Au rez de chaussée du musée du Quai Branly, dans le cadre d’une exposition exceptionnelle conçue par l'archéologue Felipe Solis, décédé le 23 avril dernier, et qui réunit 450 pièces présentées pour la plupart pour la première fois en Europe, s'étend actuellement et jusqu'au 24 janvier la ville que les Aztèques appelaient "le lieu où naissent les dieux", la mystérieuse Teotihuacan.
Sur le sol, se dessine le tracé complexe de la ville tel qu'il a été établi par René Millon dans les années 1960 et au centre de cet espace, s'élève, à la même échelle que le plan, la maquette du cœur de Teotihuacan, dominée par la pyramide de la lune dans l’axe de l’allée des morts. L'exposition se veut à la fois exploration d’un espace et voyage dans le temps. Les grands blocs gris similaires au matériau de la maquette qui trône au centre, accueillent tout autour d'elle les vitrines, les écrans vidéo et les cartels explicatifs sans former un itinéraire tout à fait imposé et laissant donc le visiteur libre de déambuler dans l'exposition.
Puisque 95% du site n’a pas été encore fouillé, Teotihuacan constitue un espace ouvert aux spéculations des chercheurs. De même, la maquette et la scénographie conçue par l’agence Jakob+MacFarlane, dans leur simplification extrême des formes, offre au visiteur la possibilité d’exercer librement son imagination. Dans ces blocs gris, des objets parfois monumentaux, mais des fragments seulement, des spectres de ce qu'était cette cité grandiose au sein de laquelle vivait, à son apogée, quelque 100 000 personnes. L'exposition met donc au centre ce qui est un
des enjeux fondamentaux de l'archéologie, l'étude des traces matérielles laissées par des peuples qui nous ont précédés : il s'agit de faire parler ces pierres muettes pour essayer de mieux comprendre ceux qui en sont les auteurs.

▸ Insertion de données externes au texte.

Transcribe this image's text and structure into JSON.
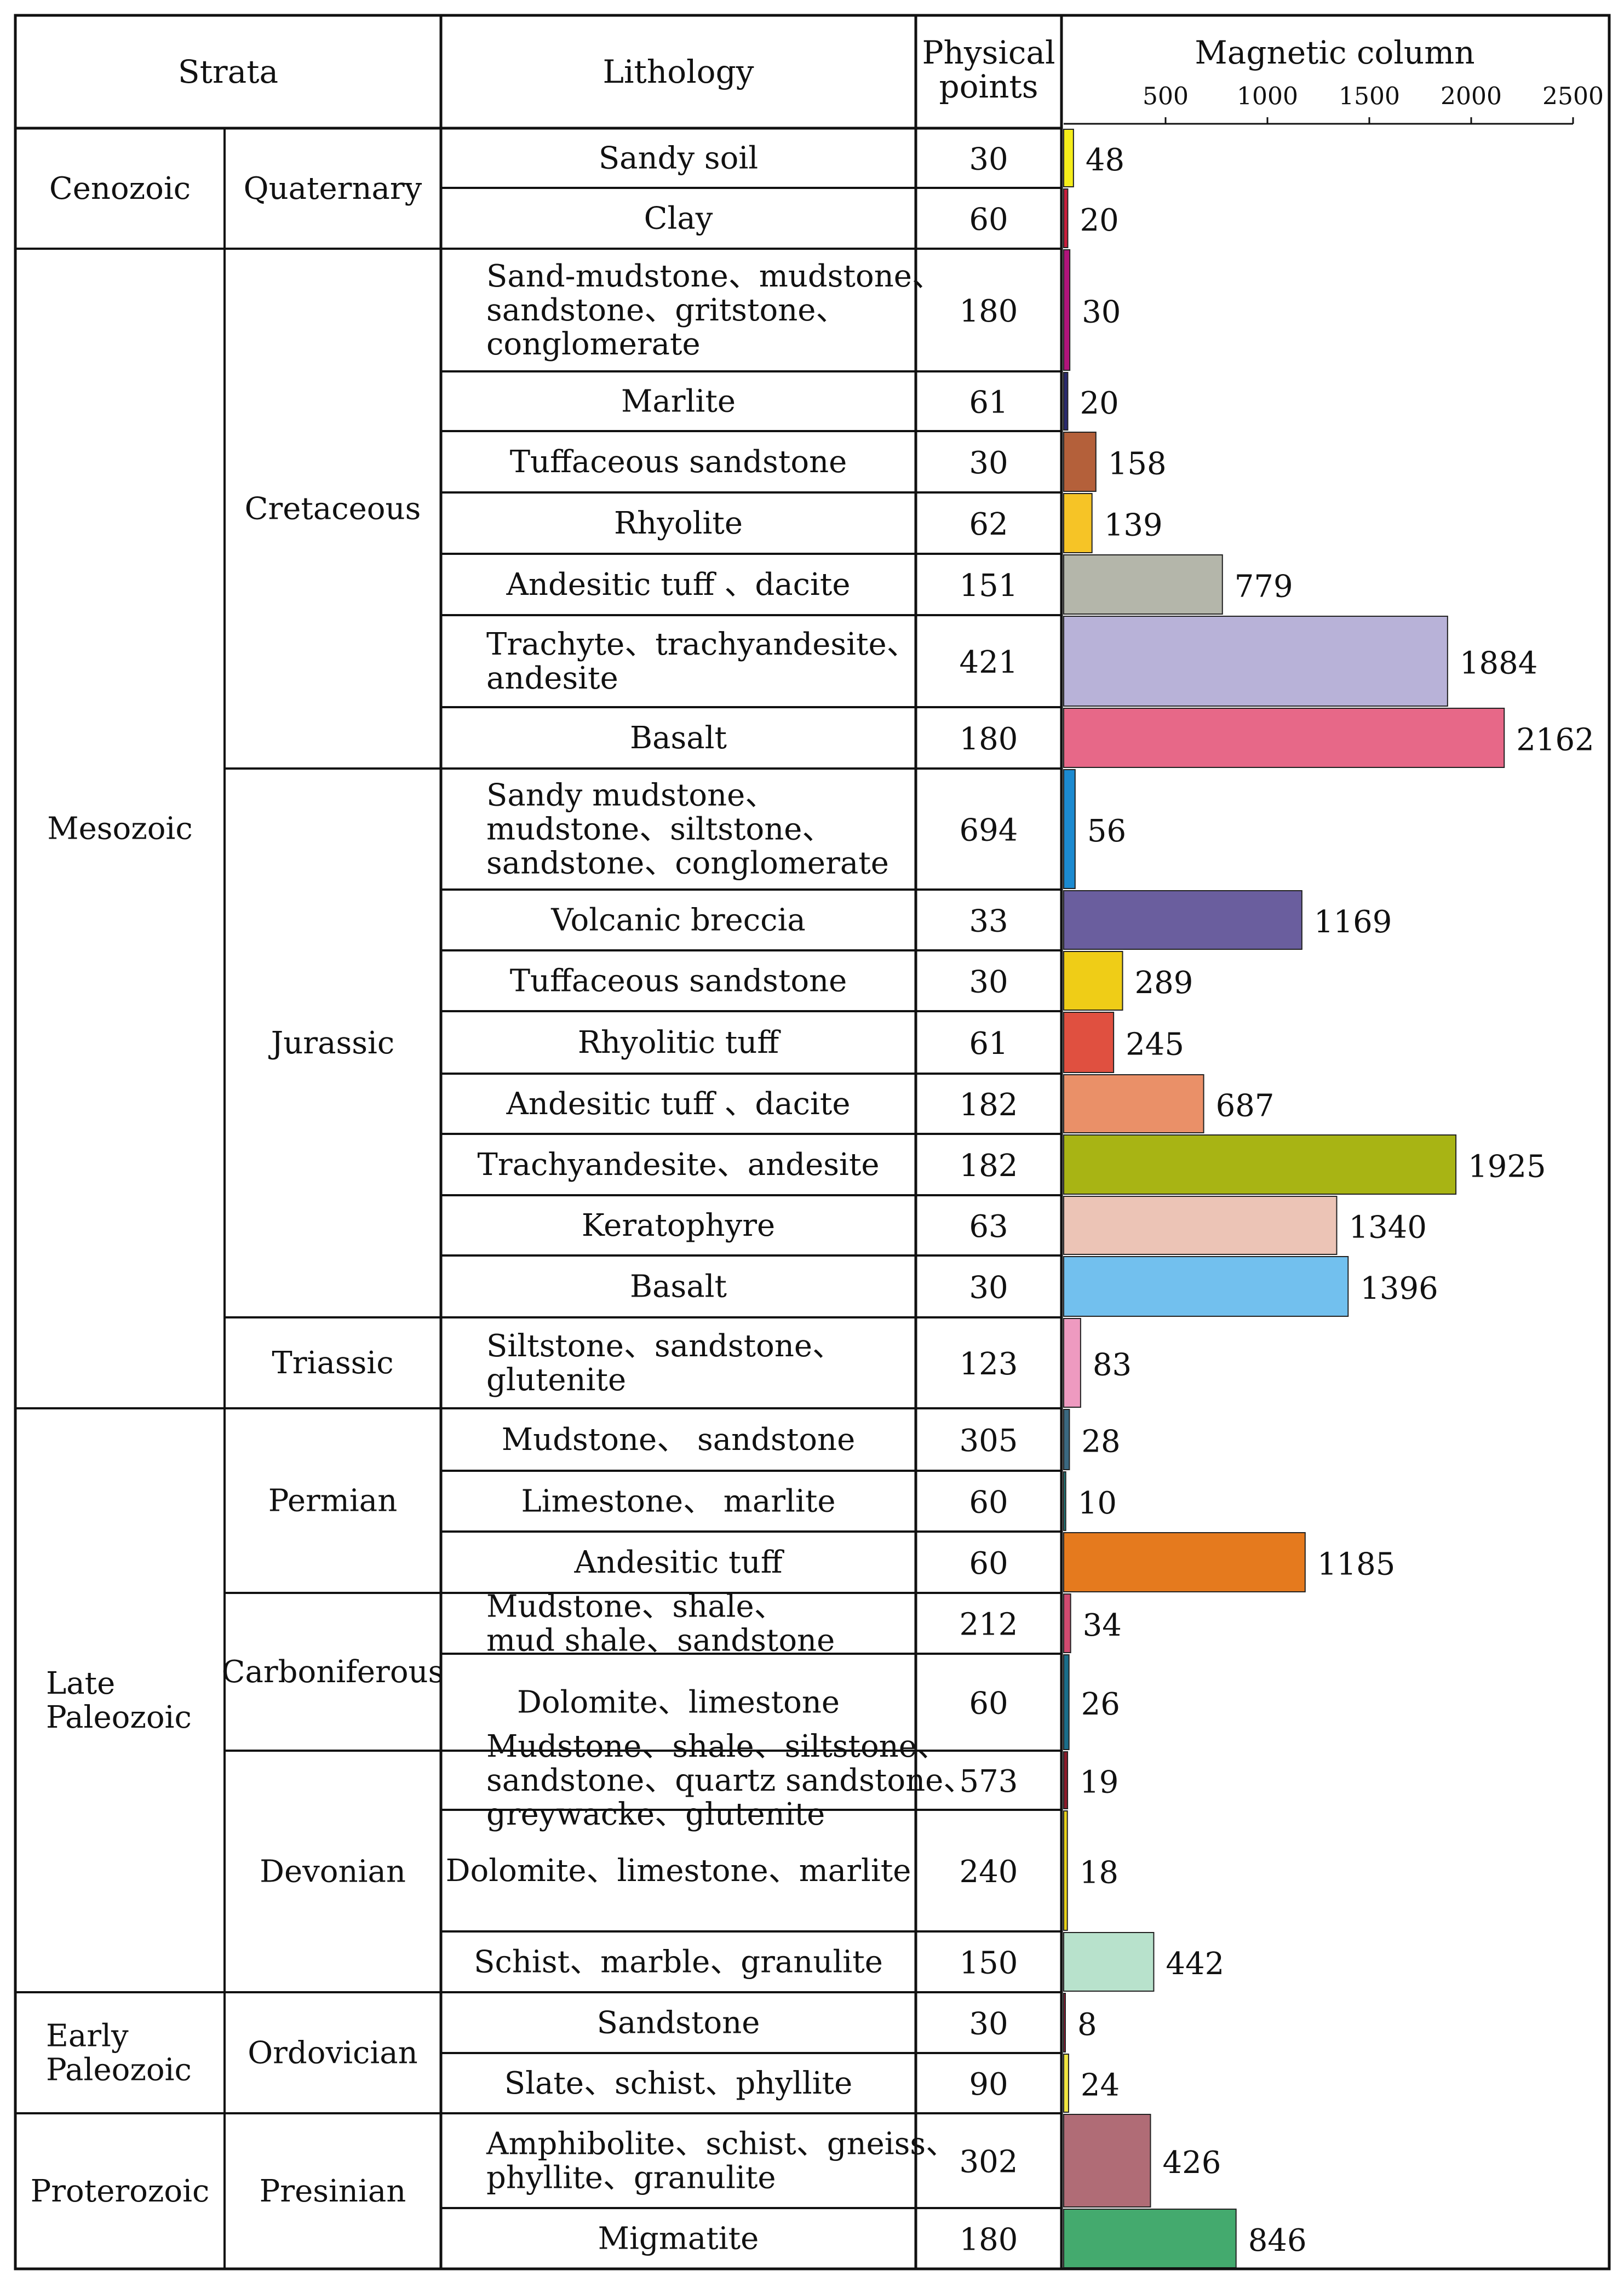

Qui dirigeait cette ville ? Pourquoi une cité qui dominait l'Amérique à l’époque de son apogée a-t-elle ainsi disparu ? Voilà quelques unes des questions auxquelles les archéologues n'ont pas encore trouvé de réponses. L'histoire de la ville s'étend de 150 avant Jésus-Christ jusqu'à 650 après J.-C., et les aztèques furent les premiers à fouiller ce site qui les fascinaient déjà. L'enjeu archéologique n'est donc pas anodin : on assiste ici à la recherche en train de se faire, et les questions demeurent. Certaines des pièces présentées sont d’ailleurs des découvertes récentes, et la tenue d’un colloque international à l’occasion de l'exposition sur le thème "Rituels et pouvoir à Teotihuacan" s'inscrit précisément aussi dans cette actualité de la recherche archéologique. A Teotihuacan, peut-être encore plus qu'ailleurs, l'histoire n’est pas certaine.
La densité de l’information est telle que l'exposition mériterait plusieurs visites, mais les mystères de la cité des dieux valent bien une telle précision. Dans la première partie de l’exposition, des gradins miniatures, à l'image de l'architecture pyramidale de la ville, sont pleins : les visiteurs regardent avec attention une vidéo qui résume l’histoire de la cité. Et pour cause, ce film se révèle indispensable pour aborder les objets, les œuvres qui nous sont présentées.
Au-delà de ces questions scientifiques et
historiques, les objets, sculptures, peintures murales, s'imposent précisément aussi en tant qu'œuvres d’art. Le jaguar de pierre, emblème du pouvoir politique, qui accueille le visiteur, les figures stylisées du grand dieu que les aztèques appelaient Quetzacoatl, le serpent à plumes, ou cet autre dieu représenté sous la forme d'un vieil homme ridé qui porte une vasque sur les épaules, sont autant de symboles singuliers qui hantent la cité et l'esprit du visiteur. Ces images sculptées dans la pierre ou peintes sur les murs de la ville sont nos seuls accès à la pensée des habitants de Teotihuacan. Ne nous sont parvenus que ces poteries, ces sculptures, qui témoignent sans mots de la vie qui fut la leur.